Genetic Clustering Algorithm-Based Feature Selection and Divergent Random Forest for Multiclass Cancer Classification Using Gene Expression Data

Senbagamalar, L.
DOI: https://doi.org/10.1007/s44196-024-00416-9
IF: 2.259
2024-02-06
International Journal of Computational Intelligence Systems
Abstract:Computational identification and classification of clinical disorders gather major importance due to the effective improvement of machine learning methodologies. Cancer identification and classification are essential clinical areas to address, where accurate classification for multiple types of cancer is still in a progressive stage. In this article, we propose a multiclass cancer classification model that categorizes the five different types of cancers using gene expression data. To perform efficient analysis of the available clinical data, we propose feature selection and classification methods. We propose a genetic clustering algorithm (GCA) for optimal feature selection from the RNA-gene expression data, consisting of 801 samples belonging to the five major classes of cancer. The proposed feature selection method reduces the 1621 gene expressions into a cluster of 21 features. The optimum feature set acts as input data to the proposed divergent random forest. Based on the features computed, the proposed classifier categorizes the data samples into 5 different classes of cancers, including breast cancer, colon cancer, kidney cancer, lung cancer, and prostate cancer. The proposed divergent random forest provided performance improvisation in terms of accuracy with 95.21%, specificity with 93%, and sensitivity with 94.29% which outperformed all the other existing multiclass classification algorithms.
computer science, artificial intelligence, interdisciplinary applications
What problem does this paper attempt to address?

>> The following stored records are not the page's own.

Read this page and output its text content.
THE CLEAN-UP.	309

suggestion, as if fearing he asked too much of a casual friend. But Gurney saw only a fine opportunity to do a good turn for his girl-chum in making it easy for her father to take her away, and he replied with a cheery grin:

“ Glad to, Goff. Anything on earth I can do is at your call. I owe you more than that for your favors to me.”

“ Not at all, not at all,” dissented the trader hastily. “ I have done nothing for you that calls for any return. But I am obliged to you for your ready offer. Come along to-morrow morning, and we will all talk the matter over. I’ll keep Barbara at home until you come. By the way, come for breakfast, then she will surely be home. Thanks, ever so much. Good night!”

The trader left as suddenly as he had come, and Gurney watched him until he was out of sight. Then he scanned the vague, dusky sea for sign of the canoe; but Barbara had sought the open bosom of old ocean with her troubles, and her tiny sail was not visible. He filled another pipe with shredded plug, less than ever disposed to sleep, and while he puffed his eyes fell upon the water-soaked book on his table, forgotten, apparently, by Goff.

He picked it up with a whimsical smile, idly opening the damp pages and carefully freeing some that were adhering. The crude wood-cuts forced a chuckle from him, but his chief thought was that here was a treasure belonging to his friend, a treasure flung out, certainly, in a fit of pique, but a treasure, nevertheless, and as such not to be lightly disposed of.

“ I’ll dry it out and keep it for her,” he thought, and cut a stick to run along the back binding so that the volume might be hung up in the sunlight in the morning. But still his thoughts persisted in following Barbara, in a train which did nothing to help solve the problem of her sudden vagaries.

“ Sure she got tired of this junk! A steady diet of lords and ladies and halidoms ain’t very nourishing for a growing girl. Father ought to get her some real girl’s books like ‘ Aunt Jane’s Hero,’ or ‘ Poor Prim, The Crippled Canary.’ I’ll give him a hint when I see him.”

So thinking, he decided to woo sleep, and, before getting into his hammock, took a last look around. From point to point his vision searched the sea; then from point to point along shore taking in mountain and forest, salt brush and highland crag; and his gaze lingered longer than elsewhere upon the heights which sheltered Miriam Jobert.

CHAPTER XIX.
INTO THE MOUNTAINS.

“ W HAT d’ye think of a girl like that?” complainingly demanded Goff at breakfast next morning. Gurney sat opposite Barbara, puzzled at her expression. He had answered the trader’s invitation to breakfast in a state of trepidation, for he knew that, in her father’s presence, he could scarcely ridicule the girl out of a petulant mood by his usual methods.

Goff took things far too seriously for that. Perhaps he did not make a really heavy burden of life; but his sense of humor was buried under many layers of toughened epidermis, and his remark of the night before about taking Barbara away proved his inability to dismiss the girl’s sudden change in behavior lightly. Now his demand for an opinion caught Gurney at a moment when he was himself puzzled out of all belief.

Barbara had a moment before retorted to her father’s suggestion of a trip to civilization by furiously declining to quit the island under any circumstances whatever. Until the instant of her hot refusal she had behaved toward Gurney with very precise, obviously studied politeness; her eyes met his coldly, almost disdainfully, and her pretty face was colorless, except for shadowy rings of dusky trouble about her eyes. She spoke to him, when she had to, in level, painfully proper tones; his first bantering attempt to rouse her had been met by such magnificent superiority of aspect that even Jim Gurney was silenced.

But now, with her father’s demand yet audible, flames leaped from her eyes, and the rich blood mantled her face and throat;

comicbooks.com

Based on the provided text content, the problems that this paper attempts to solve can be summarized as follows: In the identification and classification of cancer, especially the accurate classification of multi - class cancers, it is still an ongoing research area. Although the existing binary classification methods (such as distinguishing cancer samples from normal samples) have played a role in effective diagnostic tools in the continuous monitoring stage, these methods have limitations when dealing with a large amount of gene expression data, because these data may contain multiple types of cancer samples, not just two categories. Therefore, it is particularly urgent to develop a multi - class classification model that can efficiently select features and effectively classify. Specifically, this paper proposes a feature selection method based on the Genetic Clustering Algorithm (GCA) and a new Divergent Random Forest (DF) classifier, aiming to solve the following problems: 1. **Dimensionality reduction of high - dimensional gene expression data**: Select the optimal feature set from a large amount of gene expression data through the genetic clustering algorithm to reduce the dimension and complexity of the data. 2. **Multi - class cancer classification**: Use the divergent random forest classifier to classify five different types of cancer (breast cancer, colon cancer, kidney cancer, lung cancer, and prostate cancer). 3. **Improve classification performance**: By optimizing feature selection and classification methods, improve the accuracy, specificity, and sensitivity of classification, thereby outperforming existing classification algorithms in multi - class cancer classification tasks. The main contribution of the paper is to propose a new genetic clustering algorithm and a divergent random forest classifier, which can achieve a high accuracy rate (95.21%), specificity (93%), and sensitivity (94.29%) in multi - class cancer classification tasks, significantly better than other existing multi - class classification algorithms.